Freeberg, who developed the Irving Oaks subdivision about 10 years ago, built a speculative home to check the strength last year of the local housing market.

“I chose to test the market,” Freeberg said. “I built a spec home, a detached, free-standing home, but some of the construction techniques that we used in it would apply to our town-home development (in the south shore).”

The spec house sold in less than a month.

“It was a success,” Freeberg said.

A great partnership’

Freeberg and Whelan, after pursuing separate projects for a year, linked up several months ago.

Freeberg said they “figured it out,” that joining up made sense. Whelan said they “got together and visited about different things” which led to a formal relationship.

“I honestly don’t know the nexus of their partnership,” Chirpich said. “Just one day, Brian showed up and said, ‘I’ve got a new partner,’ and it’s Bob. We thought that was excellent, that it made a lot of sense for a lot of reasons.”

Forming B&B Enterprises, Freeberg, a retired Bemidji city engineer, and Whelan formally presented an offer to purchase land.

“It’s been a great partnership,” Whelan said. “He understands the bureaucracy part of the whole process, which, I, quite frankly, find to be the most difficult part. He understands all of that really well. I’m Type A and really combative. He’s had a really calming effect on me.”

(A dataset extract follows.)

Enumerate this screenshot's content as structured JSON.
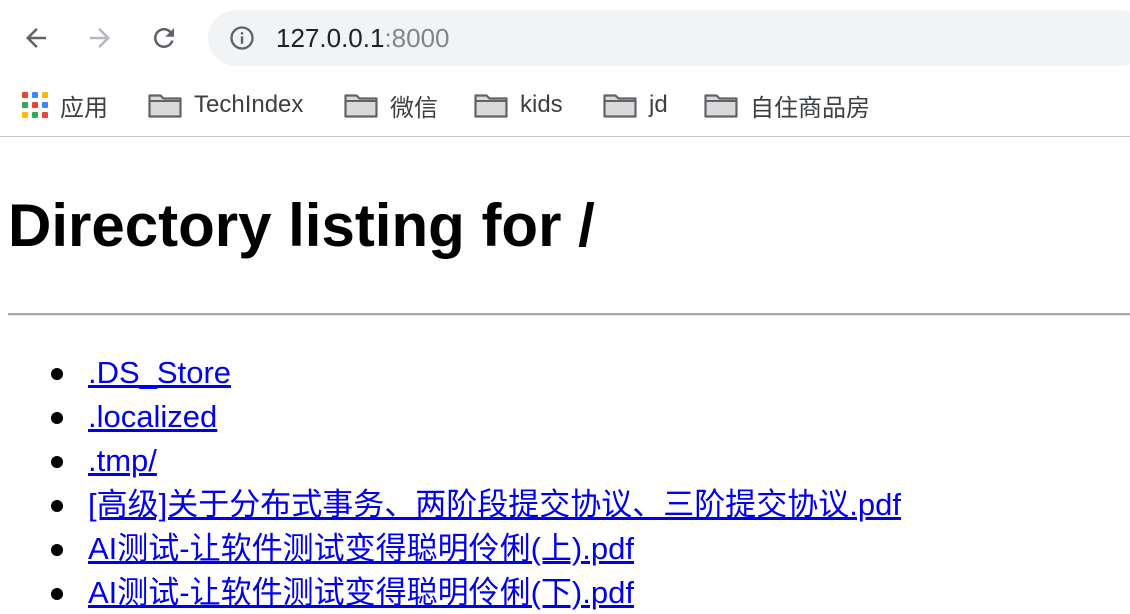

For the second phase of the project, the 5 acres of land that the city would for five years give B&B Enterprises the right of first refusal, Whelan said it could accommodate as many as 20 additional townhome units.

“I think it’s great,” Chirpich said of the plans. “It fits with what the city was looking to accomplish on that site and I think it’s going to be good for Bemidji.”

"A lofty goal’

Albrecht said she was at a Bemidji State hockey game after the deal was reached when a couple approached her, ready to buy one of the units.

They first had been interested in the long-dormant Lake Bemidji Lodge project, which proposed a mixed-use development west of the Sanford Center, but still were interested in living along the south shore.

Whelan confirmed that upwards of a dozen people have contacted them to express interest. He actually hosted a pair of meetings Wednesday with potential buyers.

“To be perfectly honest, we haven’t nailed down a floor plan yet,” he said, alluding to the meetings. “Before we actually settle on an exact floor plan, we want to meet with these people.”

While the housing market appears to be strengthening, Whelan said any pre-sales would be welcome.

Ideally, he said they would like to break ground on the first four-unit building by the end of June.

“That’s a lofty goal,” Whelan said. “But we do think we can accomplish that.”

The first residents could then move in by September.

“I’ve said I was done (with developments) seven or eight years ago, but I just can’t get it out of my blood,” Whelan said.